Die Flannan Isles sind eine kleine, abgelegene und unbewohnte Inselgruppe im Nordwesten von Schottland. Was geschah hier im Jahr 1900 nur vier Tage vor Weihnachten?
Im Dezember 1900 setzte ein Boot namens Hesperus die Segel nach Eilean Mor, einer der sieben Inseln der Flannan-Isles (auch bekannt als die „Sieben Jäger“) vor der Küste Nordwestschottlands. Kapitän James Harvey’s Auftrag: im Rahmen einer regelmäßigen Rotation einen Leuchtturmwärter abzuliefern, der für die nächsten Wochen seine Arbeit auf der Insel aufnehmen würde.

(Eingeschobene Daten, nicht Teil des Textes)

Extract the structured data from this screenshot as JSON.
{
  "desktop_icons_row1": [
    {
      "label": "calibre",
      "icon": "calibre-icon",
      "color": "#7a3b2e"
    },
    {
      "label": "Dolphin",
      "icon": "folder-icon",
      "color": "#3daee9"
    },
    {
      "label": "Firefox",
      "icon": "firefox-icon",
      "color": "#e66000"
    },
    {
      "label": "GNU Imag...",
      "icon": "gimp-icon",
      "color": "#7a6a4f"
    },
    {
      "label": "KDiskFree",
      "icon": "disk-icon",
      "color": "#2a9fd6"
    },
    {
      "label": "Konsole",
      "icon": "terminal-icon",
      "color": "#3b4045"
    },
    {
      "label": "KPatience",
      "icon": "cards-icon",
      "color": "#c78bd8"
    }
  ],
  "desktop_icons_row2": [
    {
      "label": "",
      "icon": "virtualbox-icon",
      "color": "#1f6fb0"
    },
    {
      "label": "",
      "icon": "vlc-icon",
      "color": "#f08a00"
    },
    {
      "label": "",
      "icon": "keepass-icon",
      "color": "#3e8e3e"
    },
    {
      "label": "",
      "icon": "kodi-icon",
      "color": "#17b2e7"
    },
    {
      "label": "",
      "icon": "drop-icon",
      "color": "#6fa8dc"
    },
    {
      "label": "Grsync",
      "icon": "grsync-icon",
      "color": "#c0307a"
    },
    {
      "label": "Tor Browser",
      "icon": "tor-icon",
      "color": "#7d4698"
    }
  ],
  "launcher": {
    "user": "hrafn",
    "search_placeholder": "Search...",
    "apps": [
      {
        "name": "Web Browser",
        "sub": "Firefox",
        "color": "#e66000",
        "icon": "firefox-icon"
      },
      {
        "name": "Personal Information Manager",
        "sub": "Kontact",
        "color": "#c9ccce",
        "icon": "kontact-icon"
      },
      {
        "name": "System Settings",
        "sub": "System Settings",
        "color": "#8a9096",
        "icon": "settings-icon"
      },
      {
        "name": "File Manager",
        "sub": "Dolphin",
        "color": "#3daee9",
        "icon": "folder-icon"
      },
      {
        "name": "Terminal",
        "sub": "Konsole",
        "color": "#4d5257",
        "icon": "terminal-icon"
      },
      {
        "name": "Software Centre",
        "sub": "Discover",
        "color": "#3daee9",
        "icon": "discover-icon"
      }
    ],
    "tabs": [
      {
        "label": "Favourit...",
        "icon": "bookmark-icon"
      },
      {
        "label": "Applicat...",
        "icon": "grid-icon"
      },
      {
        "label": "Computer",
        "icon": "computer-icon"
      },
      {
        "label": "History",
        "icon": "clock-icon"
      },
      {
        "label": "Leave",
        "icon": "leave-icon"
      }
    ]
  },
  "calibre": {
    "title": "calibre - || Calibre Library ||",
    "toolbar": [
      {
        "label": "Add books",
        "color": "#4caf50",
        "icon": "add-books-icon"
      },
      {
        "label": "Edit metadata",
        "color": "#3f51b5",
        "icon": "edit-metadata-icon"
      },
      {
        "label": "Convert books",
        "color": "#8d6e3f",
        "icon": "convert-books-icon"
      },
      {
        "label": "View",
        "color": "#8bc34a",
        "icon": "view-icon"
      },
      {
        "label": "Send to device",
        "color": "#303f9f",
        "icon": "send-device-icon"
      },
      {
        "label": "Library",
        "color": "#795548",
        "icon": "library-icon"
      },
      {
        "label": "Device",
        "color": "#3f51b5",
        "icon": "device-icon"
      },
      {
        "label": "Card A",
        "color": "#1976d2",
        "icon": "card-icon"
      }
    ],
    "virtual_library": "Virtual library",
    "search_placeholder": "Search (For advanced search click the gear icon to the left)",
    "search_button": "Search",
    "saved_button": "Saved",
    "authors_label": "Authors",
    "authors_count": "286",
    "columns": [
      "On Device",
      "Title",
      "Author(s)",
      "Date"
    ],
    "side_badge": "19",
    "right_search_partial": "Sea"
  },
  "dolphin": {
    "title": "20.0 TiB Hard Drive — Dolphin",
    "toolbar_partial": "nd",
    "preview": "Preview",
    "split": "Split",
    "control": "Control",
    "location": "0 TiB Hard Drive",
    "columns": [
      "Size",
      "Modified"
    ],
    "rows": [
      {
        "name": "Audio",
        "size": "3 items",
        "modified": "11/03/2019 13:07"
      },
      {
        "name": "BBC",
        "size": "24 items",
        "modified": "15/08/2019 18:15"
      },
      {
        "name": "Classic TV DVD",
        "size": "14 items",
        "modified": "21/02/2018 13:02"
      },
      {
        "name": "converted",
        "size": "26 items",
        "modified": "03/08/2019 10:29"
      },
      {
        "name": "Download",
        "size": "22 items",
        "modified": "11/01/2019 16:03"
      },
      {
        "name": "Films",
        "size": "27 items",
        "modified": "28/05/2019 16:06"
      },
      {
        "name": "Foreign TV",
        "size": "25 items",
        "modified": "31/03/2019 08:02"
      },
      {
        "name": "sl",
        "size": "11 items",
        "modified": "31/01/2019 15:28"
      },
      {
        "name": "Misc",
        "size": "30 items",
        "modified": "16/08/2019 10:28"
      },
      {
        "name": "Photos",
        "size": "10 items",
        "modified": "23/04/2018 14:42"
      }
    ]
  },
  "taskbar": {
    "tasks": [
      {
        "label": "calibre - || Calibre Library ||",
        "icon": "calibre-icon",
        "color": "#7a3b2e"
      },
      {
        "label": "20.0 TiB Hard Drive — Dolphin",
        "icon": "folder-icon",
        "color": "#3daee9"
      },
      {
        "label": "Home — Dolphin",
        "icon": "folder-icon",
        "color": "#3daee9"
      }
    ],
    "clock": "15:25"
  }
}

Die Reise wurde durch schlechtes Wetter um einige Tage verzögert. Als Harvey und seine Crew endlich ankamen, war sofort klar, dass etwas nicht stimmte. Keine der normalen Vorbereitungen am Landungsdock waren getroffen worden. Der Fahnenmast war kahl. Keiner der Wächter kam, um die Hesperus zu begrüssen. Die Wächter waren, wie sich herausstellte, gar nicht auf der Insel. Alle drei waren verschwunden.
Das Eiland Eilean Mor hatte seine Eigenheiten. Die einzigen ständigen Bewohner der Insel waren Schafe, und die Hirten nannten die Insel „das andere Land“, da sie glaubten, dass es ein Ort sei, der von etwas Paranormalem berührt wurde. Eilean Mor hatte lange Zeit eine Art von ängstlicher Ehrfurcht bei seinen Besuchern hervorgerufen; der Hauptanziehungspunkt für den abgelegenen Ort war eine Kapelle, die im 7. Jahrhundert von St. Flannan erbaut wurde. Selbst jene, die nie gebetet hatten, wurden zur Anbetung bewegt, während sie auf Eilean Mor verweilten. Aberglaube und Rituale – wie das Umrunden der Kirchenruine auf den Knien – wurden von den Durchreisenden übernommen, und viele spürten um Eilean Mor für eine undefinierbare Aura, die nicht ignoriert werden konnte.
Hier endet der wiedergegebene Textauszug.